If you look at 19 year old me’s symptomology and the way I was ... functioning- I was too broken to function. The environment I was in was triggering, I was under high stress, I had next to no support system and further more, I didn’t trust any attempts for a support system to exist- considering the last one I’d had decided to take advantage of me while I was dissociating heavily, knowing I was dissociating. I was an addict with a supply. I had someone who was willing to let me use sex as self harm. I regularly lost time. I couldn’t keep a friend to save my life, I was... broken. Too broken to function.
21 year old me worked an office job 40 hours a week and did volunteer work for... basically another 40 hours a week. Still had symptoms, but I wasn’t a walking time bomb until a. I was in a car accident and b. my father’s health started tanking again.
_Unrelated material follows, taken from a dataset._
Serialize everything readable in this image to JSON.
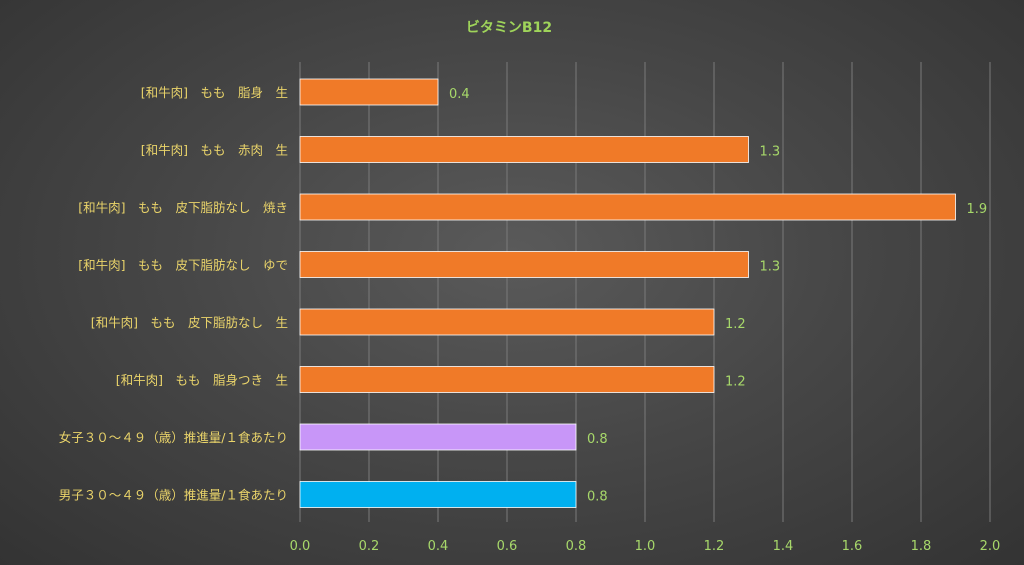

The difference between 19 and 21 isn’t ‘lots of therapy’ or a savior figure. (though, there was some therapy in there.)
The biggest difference was the environment.
I got taken away from the people who were enabling my self destruct. I was no longer in that triggering environment. I was still suspicious of attempts to help, but I was no longer paranoid they were in contact with the person who hurt me. I was no longer under the same kind of stress and deadlines, and I definitely didn’t have to keep looking over my shoulder for the person who hurt me.
All of a sudden I had time to learn how to deal with my anxiety and my nightmares and my trauma. I had a space to do it in without 7000 other things on my plate as well.
Characters should work similarly. Either the environment should change or they should *learn* something that helps them deal with their environment.
A character whose symptomology involves... agoraphobic tendencies might not function if they’re forced out of their house all the time whether they feel comfortable or not. Might do better if they’re allowed to find their new safe and encouraged to do... smaller, controlled experiments with leaving those safe spaces.
A character who is near people who remind them of their abuser may be too panicked to function. Too dissociated. Too _________. But given space from those people, may do alright.
A character who has been dealing with insomnia and sleep deprivation should find that over symptoms get better when they’re finally able to sleep well (for more than just a night).
A character’s anxiety might make them unable to function in a job that involves a lot of people- but they’re just fine when they’re in a position to not have to deal with the public.
I do think having characters that are just simply.... too broken to function and not showing that it is a. in part because of present factors and b. able to change-
it contributes to two things I think we should strive to avoid in our work.
The message that traumatized individuals have no hope of getting better ever. Which... leads people to some very dark ends when they believe that.
And the message that if one must be this traumatized to ride, so to speak. I’ve worked with a lot of people who didn’t believe what happened to them counted or effected them because it didn’t completely destroy them. They either got angry at themselves for having some side effects (since they weren’t as bad as those broken people, they should just.. be able to get over it already) or refused to acknowledge their symptoms as symptoms.